Madre mía, ¿no pretendería secarlos a todos?

Sin embargo, no hizo nada parecido, sino que, en silencio, escribió algo con los dedos en la arena. No conseguí descifrarlo, para mí eran jeroglíficos ilegibles. En cambio, los futbolistas clavaron la mirada en la arena. Durante mucho rato. Luego se marcharon corriendo, espantados. Jesús sopló y borró lo escrito.

—¿Qué… qué has escrito? —pregunté.

—Todos han podido leer en la arena sus peores pecados —dijo Jesús sonriendo.

Al parecer, les había arrancado los pensamientos.

Oh, Dios, ¿también había visto lo que yo le había hecho a Sven?

Jesús contempló mi cara, atormentada por los sentimientos de culpa.

—No temas, Marie, no he leído tus pecados en tus recuerdos. Sólo lo he hecho con ellos. Por eso no has podido descifrarlos.

Uffff.

—¿Qué es el sadomaso? —preguntó Jesús.

Y yo me pregunté en qué futbolista lo había leído. Y cómo podía contestar la pregunta sin ponerme colorada.

—¿Qué significa «fraude fiscal»? ¿Y qué quiere decir «aparcar a mamá en un asilo roñoso»?

No sabía qué pregunta tenía que contestar primero ni si podría. Entonces decidí que sería mejor explicarle lo que había ocurrido con Sven. Lo mal que me supo plantarlo en el altar, pero que no podía hacer otra cosa porque no lo amaba lo suficiente y que le había roto el corazón. Y lo culpable que me sentía por ello. Seguramente no me lo perdonaría en la vida.

—¿Vas a juzgarme? —pregunté atemorizada.

—No —contestó—. ¿Y sabes qué significa eso?

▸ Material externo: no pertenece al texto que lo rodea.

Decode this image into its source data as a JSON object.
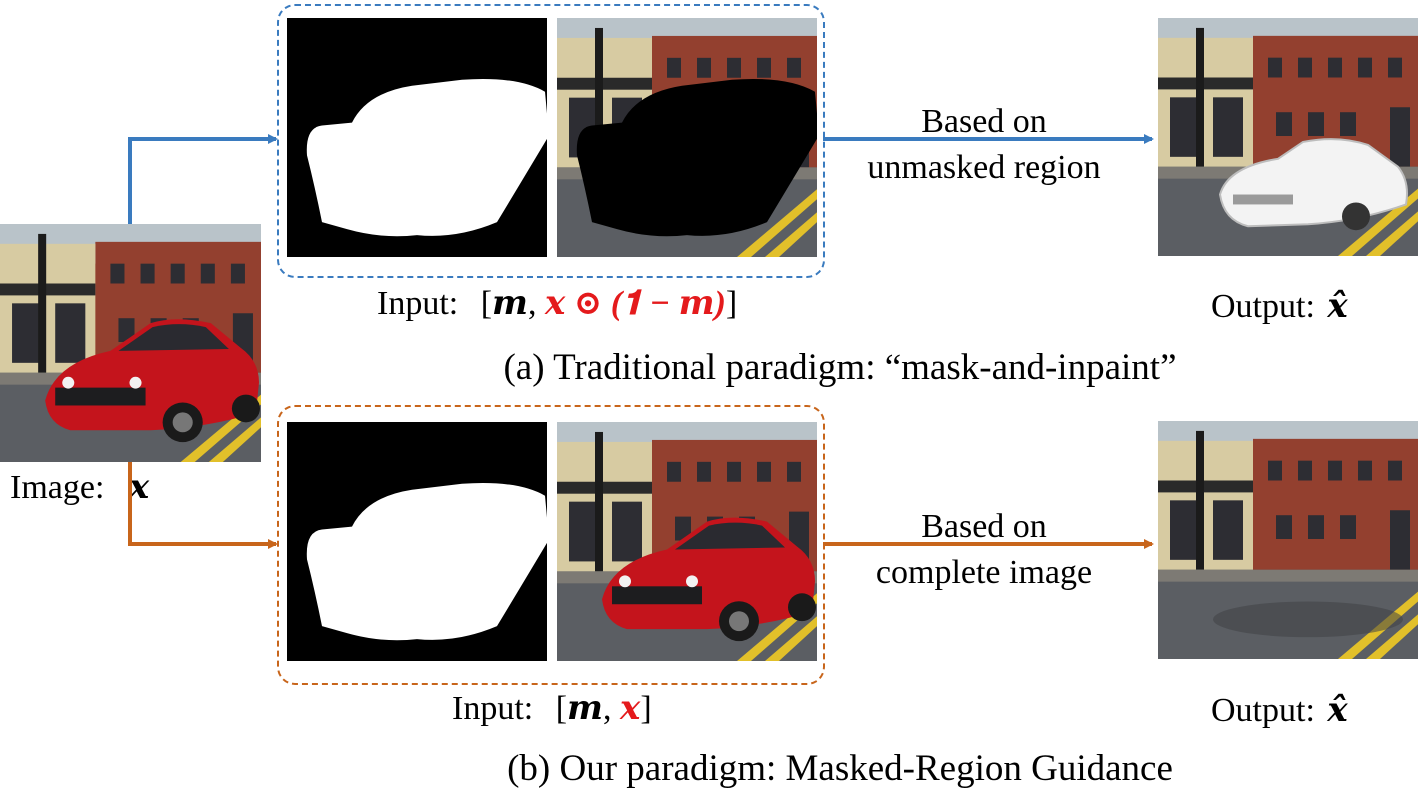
{
  "colors": {
    "blue": "#3a7bbf",
    "orange": "#c8651b",
    "red_math": "#e41a1c",
    "car_red": "#c4141c",
    "brick": "#8e3a2a",
    "mask_white": "#ffffff",
    "mask_black": "#000000"
  },
  "source": {
    "label_text": "Image:",
    "label_symbol": "𝒙"
  },
  "panel_a": {
    "input_label": "Input:",
    "formula": {
      "open": "[",
      "m": "𝒎",
      "comma": ",",
      "red_part": "𝒙 ⊙ (𝟏 − 𝒎)",
      "close": "]"
    },
    "arrow_text_line1": "Based on",
    "arrow_text_line2": "unmasked region",
    "output_label": "Output:",
    "output_symbol": "𝒙̂",
    "caption": "(a) Traditional paradigm: “mask-and-inpaint”"
  },
  "panel_b": {
    "input_label": "Input:",
    "formula": {
      "open": "[",
      "m": "𝒎",
      "comma": ",",
      "red_part": "𝒙",
      "close": "]"
    },
    "arrow_text_line1": "Based on",
    "arrow_text_line2": "complete image",
    "output_label": "Output:",
    "output_symbol": "𝒙̂",
    "caption": "(b) Our paradigm: Masked-Region Guidance"
  }
}
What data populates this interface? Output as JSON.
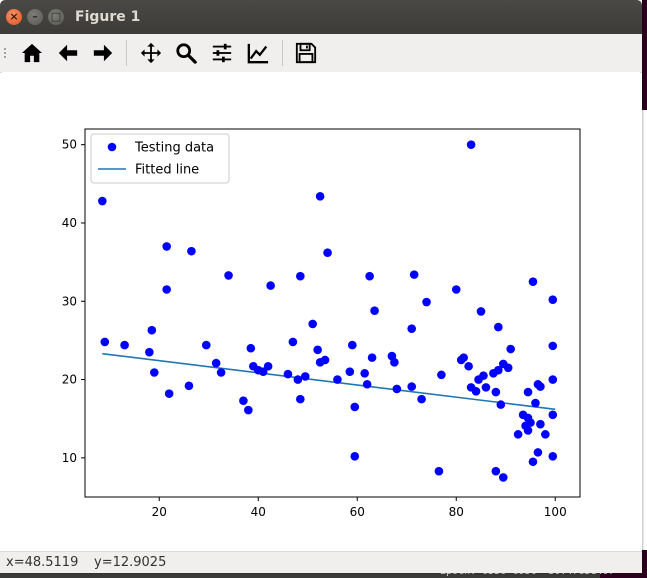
{
  "window": {
    "title": "Figure 1",
    "close_glyph": "×",
    "minimize_glyph": "–",
    "maximize_glyph": "□"
  },
  "toolbar": {
    "buttons": [
      {
        "name": "home-button",
        "icon": "home-icon"
      },
      {
        "name": "back-button",
        "icon": "arrow-left-icon"
      },
      {
        "name": "forward-button",
        "icon": "arrow-right-icon"
      },
      {
        "name": "pan-button",
        "icon": "move-icon"
      },
      {
        "name": "zoom-button",
        "icon": "magnifier-icon"
      },
      {
        "name": "subplots-button",
        "icon": "sliders-icon"
      },
      {
        "name": "edit-axes-button",
        "icon": "line-chart-icon"
      },
      {
        "name": "save-button",
        "icon": "floppy-disk-icon"
      }
    ]
  },
  "status": {
    "x": "x=48.5119",
    "y": "y=12.9025"
  },
  "background": {
    "terminal_text": "Epoch: 0550 cost= 30.47651407"
  },
  "colors": {
    "points": "#0000ff",
    "line": "#1f77b4"
  },
  "chart_data": {
    "type": "scatter",
    "xlim": [
      5,
      105
    ],
    "ylim": [
      5,
      52
    ],
    "x_ticks": [
      20,
      40,
      60,
      80,
      100
    ],
    "y_ticks": [
      10,
      20,
      30,
      40,
      50
    ],
    "grid": false,
    "legend_position": "top-left",
    "legend": [
      "Testing data",
      "Fitted line"
    ],
    "series": [
      {
        "name": "Testing data",
        "kind": "scatter",
        "points": [
          [
            8.5,
            42.8
          ],
          [
            9,
            24.8
          ],
          [
            13,
            24.4
          ],
          [
            18,
            23.5
          ],
          [
            18.5,
            26.3
          ],
          [
            19,
            20.9
          ],
          [
            21.5,
            37
          ],
          [
            21.5,
            31.5
          ],
          [
            22,
            18.2
          ],
          [
            26,
            19.2
          ],
          [
            26.5,
            36.4
          ],
          [
            29.5,
            24.4
          ],
          [
            31.5,
            22.1
          ],
          [
            32.5,
            20.9
          ],
          [
            34,
            33.3
          ],
          [
            37,
            17.3
          ],
          [
            38,
            16.1
          ],
          [
            38.5,
            24
          ],
          [
            39,
            21.7
          ],
          [
            40,
            21.2
          ],
          [
            41,
            21
          ],
          [
            42,
            21.7
          ],
          [
            42.5,
            32
          ],
          [
            46,
            20.7
          ],
          [
            47,
            24.8
          ],
          [
            48,
            20
          ],
          [
            48.5,
            17.5
          ],
          [
            48.5,
            33.2
          ],
          [
            49.5,
            20.4
          ],
          [
            51,
            27.1
          ],
          [
            52,
            23.8
          ],
          [
            52.5,
            43.4
          ],
          [
            52.5,
            22.2
          ],
          [
            53.5,
            22.5
          ],
          [
            54,
            36.2
          ],
          [
            56,
            20
          ],
          [
            58.5,
            21
          ],
          [
            59,
            24.4
          ],
          [
            59.5,
            16.5
          ],
          [
            59.5,
            10.2
          ],
          [
            61.5,
            20.8
          ],
          [
            62,
            19.4
          ],
          [
            62.5,
            33.2
          ],
          [
            63,
            22.8
          ],
          [
            63.5,
            28.8
          ],
          [
            67,
            23
          ],
          [
            67.5,
            22.2
          ],
          [
            68,
            18.8
          ],
          [
            71,
            26.5
          ],
          [
            71,
            19.1
          ],
          [
            71.5,
            33.4
          ],
          [
            73,
            17.5
          ],
          [
            74,
            29.9
          ],
          [
            76.5,
            8.3
          ],
          [
            77,
            20.6
          ],
          [
            80,
            31.5
          ],
          [
            81,
            22.5
          ],
          [
            81.5,
            22.8
          ],
          [
            82.5,
            21.7
          ],
          [
            83,
            50
          ],
          [
            83,
            19
          ],
          [
            84,
            18.5
          ],
          [
            84.5,
            20
          ],
          [
            85,
            28.7
          ],
          [
            85.5,
            20.5
          ],
          [
            86,
            19
          ],
          [
            87.5,
            20.8
          ],
          [
            88,
            8.3
          ],
          [
            88,
            18.4
          ],
          [
            88.5,
            26.7
          ],
          [
            88.5,
            21.2
          ],
          [
            89,
            16.8
          ],
          [
            89.5,
            22
          ],
          [
            89.5,
            7.5
          ],
          [
            90.5,
            21.5
          ],
          [
            91,
            23.9
          ],
          [
            92.5,
            13
          ],
          [
            93.5,
            15.5
          ],
          [
            94,
            14.1
          ],
          [
            94.5,
            13.5
          ],
          [
            94.5,
            15.1
          ],
          [
            94.5,
            18.4
          ],
          [
            95,
            14.5
          ],
          [
            95.5,
            9.5
          ],
          [
            95.5,
            32.5
          ],
          [
            96,
            17
          ],
          [
            96.5,
            19.4
          ],
          [
            96.5,
            10.7
          ],
          [
            97,
            14.3
          ],
          [
            97,
            19.1
          ],
          [
            98,
            13
          ],
          [
            99.5,
            30.2
          ],
          [
            99.5,
            24.3
          ],
          [
            99.5,
            20
          ],
          [
            99.5,
            15.5
          ],
          [
            99.5,
            10.2
          ]
        ]
      },
      {
        "name": "Fitted line",
        "kind": "line",
        "points": [
          [
            8.5,
            23.3
          ],
          [
            100,
            16.2
          ]
        ]
      }
    ]
  }
}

—¿Que yo tampoco tengo que juzgarme? —pregunté con la esperanza de perder los cargos de conciencia.

—Ejem… —carraspeó, buscando las palabras adecuadas.

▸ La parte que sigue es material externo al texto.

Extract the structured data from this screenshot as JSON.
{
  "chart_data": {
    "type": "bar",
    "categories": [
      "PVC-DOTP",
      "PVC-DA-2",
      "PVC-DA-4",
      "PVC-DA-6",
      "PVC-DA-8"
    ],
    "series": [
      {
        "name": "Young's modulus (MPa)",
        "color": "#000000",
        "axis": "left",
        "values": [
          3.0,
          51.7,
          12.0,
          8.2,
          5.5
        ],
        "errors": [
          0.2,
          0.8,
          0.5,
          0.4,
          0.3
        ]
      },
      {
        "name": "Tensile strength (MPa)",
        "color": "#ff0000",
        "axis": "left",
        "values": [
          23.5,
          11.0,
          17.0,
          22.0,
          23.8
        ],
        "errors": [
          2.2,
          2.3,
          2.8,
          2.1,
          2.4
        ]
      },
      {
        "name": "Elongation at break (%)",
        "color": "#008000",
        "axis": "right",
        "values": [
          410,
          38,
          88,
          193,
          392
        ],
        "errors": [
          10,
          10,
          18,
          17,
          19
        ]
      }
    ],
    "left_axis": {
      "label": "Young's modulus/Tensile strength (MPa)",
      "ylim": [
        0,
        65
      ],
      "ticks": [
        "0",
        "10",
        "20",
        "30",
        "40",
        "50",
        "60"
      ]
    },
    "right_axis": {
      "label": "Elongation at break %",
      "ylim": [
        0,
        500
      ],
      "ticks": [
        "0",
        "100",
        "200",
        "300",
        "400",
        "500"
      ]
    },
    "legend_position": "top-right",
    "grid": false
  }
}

—Te referías a otra cosa, ¿verdad? —pregunté insegura.

—En realidad, quería decir que no vuelvas a hacerlo.

—Ajá —dije desilusionada, y concluí—: No pensaba volver a plantar a nadie en el altar.

—Eso está bien —declaró Jesús y, después de reflexionar un momento, añadió—: Pero también es muy buena idea que tú misma te perdones.

—¿Sí?

Estaba sorprendida.

—Se me tendría que haber ocurrido a mí —explicó—. Me has enseñado algo.

Me sonrió agradecido. Eso estuvo bien. Su sonrisa templó mi corazón. Tanto como el hecho de que por fin podía perdonarme por el asunto de Sven.